As you can see, the RAG context data (via the ragContext variable) is added immediately before the User Prompt (via the userPrompt variable) with a double line break separating the two. This essentially gives the additional context data as part of the User Prompt, so the AI will have the necessary data it needs to generate a better, more accurate response.
When using the previous vector search code with Build5Nines.VectorSearch, you can use the following code to build the RAG context:
var ragContext = string.Empty;
foreach (var match in searchResult.Texts)
{
// Load just the Text from Vector Search
ragContext += result.Text + “\n\n”;
// Alternatively, Load the full file via Metadata JSON ‘filename’
/*
dynamic jsonData = JsonSerializer.Deserialize<ExpandoObject>(
result.Metadata
);
var filename = jsonData.filename;
var textdata = File.ReadAllText(filename);
ragContext += textdata + “\n\n”;
*/
}
Depending on the LLM used, the full prompt size (aka tokens) supported will vary.
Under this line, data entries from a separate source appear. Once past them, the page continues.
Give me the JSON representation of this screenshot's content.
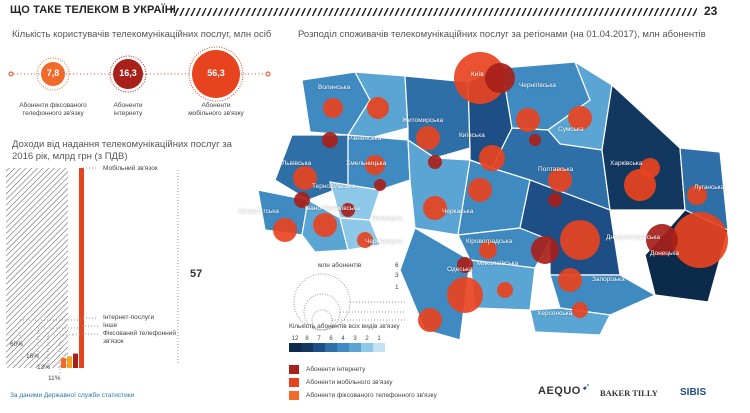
{
  "header": {
    "title": "ЩО ТАКЕ ТЕЛЕКОМ В УКРАЇНІ",
    "page_number": "23"
  },
  "users": {
    "heading": "Кількість користувачів телекомунікаційних послуг, млн осіб",
    "bubbles": [
      {
        "value": "7,8",
        "label": "Абоненти фіксованого телефонного зв'язку",
        "color": "#f26a2a"
      },
      {
        "value": "16,3",
        "label": "Абоненти інтернету",
        "color": "#a8201a"
      },
      {
        "value": "56,3",
        "label": "Абоненти мобільного зв'язку",
        "color": "#e8431f"
      }
    ]
  },
  "revenue": {
    "heading": "Доходи від надання телекомунікаційних послуг за 2016 рік, млрд грн (з ПДВ)",
    "total": "57",
    "labels": {
      "mobile": "Мобільний зв'язок",
      "internet": "Інтернет-послуги",
      "other": "Інше",
      "fixed": "Фіксований телефонний зв'язок"
    },
    "percents": [
      "60%",
      "16%",
      "13%",
      "11%"
    ]
  },
  "map": {
    "heading": "Розподіл споживачів телекомунікаційних послуг за регіонами (на 01.04.2017), млн абонентів",
    "regions": [
      "Волинська",
      "Рівненська",
      "Житомирська",
      "Київ",
      "Київська",
      "Чернігівська",
      "Сумська",
      "Львівська",
      "Хмельницька",
      "Тернопільська",
      "Вінницька",
      "Черкаська",
      "Полтавська",
      "Харківська",
      "Луганська",
      "Закарпатська",
      "Івано-Франківська",
      "Чернівецька",
      "Кіровоградська",
      "Дніпропетровська",
      "Донецька",
      "Одеська",
      "Миколаївська",
      "Запорізька",
      "Херсонська"
    ],
    "size_legend": {
      "title": "млн абонентів",
      "values": [
        "6",
        "3",
        "1"
      ]
    },
    "color_legend": {
      "title": "Кількість абонентів всіх видів зв'язку",
      "values": [
        "12",
        "8",
        "7",
        "6",
        "4",
        "3",
        "2",
        "1"
      ]
    },
    "type_legend": [
      "Абоненти інтернету",
      "Абоненти мобільного зв'язку",
      "Абоненти фіксованого телефонного зв'язку"
    ]
  },
  "footer": {
    "source": "За даними Державної служби статистики",
    "logos": [
      "AEQUO",
      "BAKER TILLY",
      "SIBIS"
    ]
  },
  "chart_data": {
    "type": "bar",
    "title": "Доходи від надання телекомунікаційних послуг за 2016 рік, млрд грн (з ПДВ)",
    "categories": [
      "Мобільний зв'язок",
      "Інтернет-послуги",
      "Інше",
      "Фіксований телефонний зв'язок"
    ],
    "values": [
      60,
      16,
      13,
      11
    ],
    "total": 57,
    "colors": [
      "#e8431f",
      "#a8201a",
      "#f6a21c",
      "#f26a2a"
    ]
  }
}
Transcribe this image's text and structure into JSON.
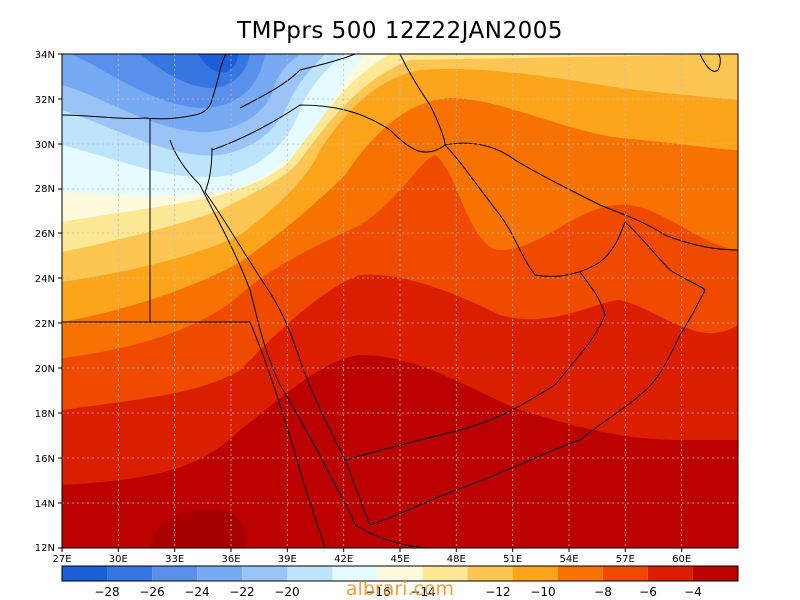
{
  "title": "TMPprs 500  12Z22JAN2005",
  "watermark": "albrari.com",
  "map": {
    "lon_range": [
      27,
      63
    ],
    "lat_range": [
      12,
      34
    ],
    "lon_ticks": [
      "27E",
      "30E",
      "33E",
      "36E",
      "39E",
      "42E",
      "45E",
      "48E",
      "51E",
      "54E",
      "57E",
      "60E"
    ],
    "lat_ticks": [
      "12N",
      "14N",
      "16N",
      "18N",
      "20N",
      "22N",
      "24N",
      "26N",
      "28N",
      "30N",
      "32N",
      "34N"
    ],
    "grid": true,
    "variable": "500 hPa temperature (°C)"
  },
  "colorbar": {
    "colors": [
      "#1a5ed8",
      "#3676e0",
      "#5890ec",
      "#78aaf4",
      "#9ac4f8",
      "#bee4fc",
      "#e4fcff",
      "#fffadc",
      "#fde896",
      "#fdc652",
      "#fda51a",
      "#f77200",
      "#ef4a00",
      "#dc1e00",
      "#bb0000"
    ],
    "labels": [
      "−28",
      "−26",
      "−24",
      "−22",
      "−20",
      "−16",
      "−14",
      "−12",
      "−10",
      "−8",
      "−6",
      "−4"
    ]
  }
}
The Phi-3 SLMs support a relatively small token count, so you’ll likely need to limit the RAG context to a small amount of data. With an LLM like OpenAI’s GPT-4 the context can be larger.
Full Code Sample: The Build5Nines.SharpVector project contains a full RAG + Generative AI sample using C# and Phi-3.
Summary
In this article we built upon the foundation of building a Generative AI app using C#, Phi-3 and ONNX Runtime with an implementation of Retrieval Augmented Generation (RAG). This enables the generative AI solution have increased accuracy and relevance in the generated responses to user prompts. This is a technique that can be used to integrate the generative AI with enterprise data or any other additional context needed to customize the solution to meet your business requirements.